実際に、紀里谷監督とはどのような話し合いを行い、“五右衛門像”を確立していったのだろうか?
「『ヒーローとは何なのか?』から入って『こんな奴がいてくれたらいいよね』とか、それこそ子供の頃に見た『ルパン三世』をイメージしたり。例えば、才蔵(大沢たかお)は守るべき妻子がいて、自分は出世してというイメージを持って生きてるけど、五右衛門にはそういうものが全くない。作品を貫いているテーマとして“自由と責任”というものがあるけど、五右衛門は自由にふるまったからこそ、自らがやらねばならないという宿命を背負わされたのかな、と。そこからある種、ワイルドで破天荒なキャラクターが出来上がってきましたね」。

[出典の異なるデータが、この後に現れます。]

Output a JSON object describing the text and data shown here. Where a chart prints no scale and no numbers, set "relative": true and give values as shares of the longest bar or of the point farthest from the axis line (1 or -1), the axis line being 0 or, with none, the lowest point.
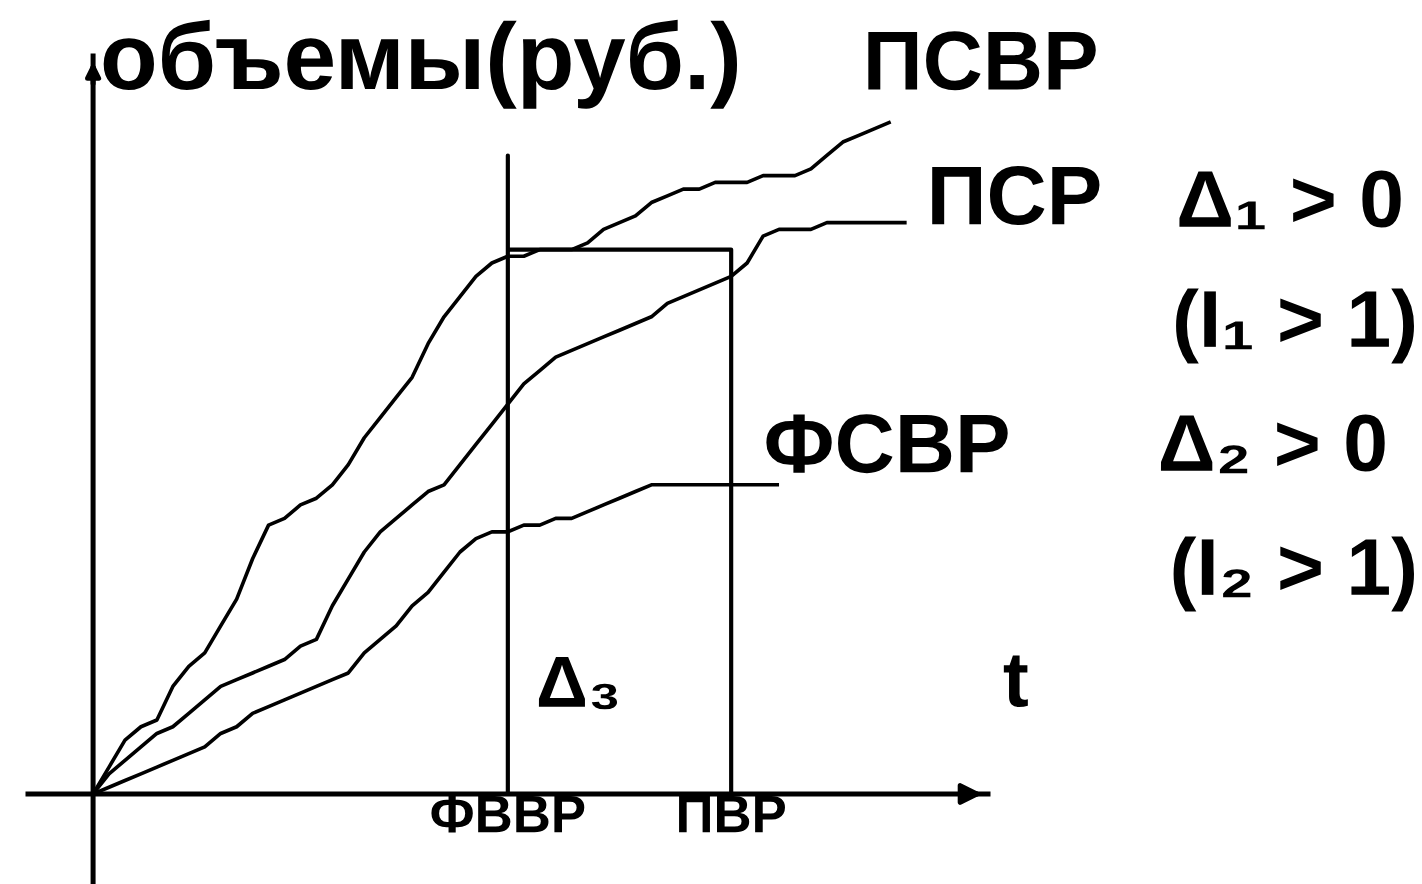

五右衛門を演じる上で、その五右衛門(※設定上は彼の子孫)を仲間に持つ“ルパン三世”をヒントにしたというのは何ともおもしろいが、とは言え、撮影に入ってからも役柄、そして作品の全体像を掴むのは容易ではなかった。その要因のひとつが、背景を合成するためのグリーンバックでの撮影だった。
「それが一番難しかったです。何万人もの群衆に向けて小判をばら撒くシーンでも、実際に目の前には誰もいないんですから(笑)。テンション上げるために“遊び”も入れましたし、酒飲んで撮影したシーンもありましたね。カメラのアングルは全て決まっていたので、逆にその緻密さに対していかに野生的で計算外のことが出来るかだな、と。それが紀里谷監督が俺たちに望んでいたことでもあると思うんです。“五右衛門がどういう男か?”という問いに、監督の言葉で100%説明しきれない部分があって、それを現場で構築していこうと。こうでなくちゃいけないという発想は取り払って、作り上げていきましたね」。

ぶつかり合うこと、戦うことの大切さ

CGの申し子のように評される紀里谷監督だが、この作品では映像美と並んで、個性豊かな登場人物たちによる濃厚なドラマの部分が強く印象に残る。そう伝えると江口さんは監督、キャスト全員の思いを代弁するかのようにこう語った。
「『CGがすごいね』と言われたら、それは映画としてアウトだろう、という思いはみんな持っていましたね。監督はそこで高い評価を受けてきた人間だからこそ、ドラマをしっかりと作りたいと考えていたと思います。だからこそ、現場でひとりひとりに納得いくまで熱くぶつかってきてくれたし、キャスト同士でも話はしましたね。大沢くんとはクランクインの前から殺陣の練習を積んできたし、グリーンバックで2人でシーンを作る上で話し合った部分もあります」。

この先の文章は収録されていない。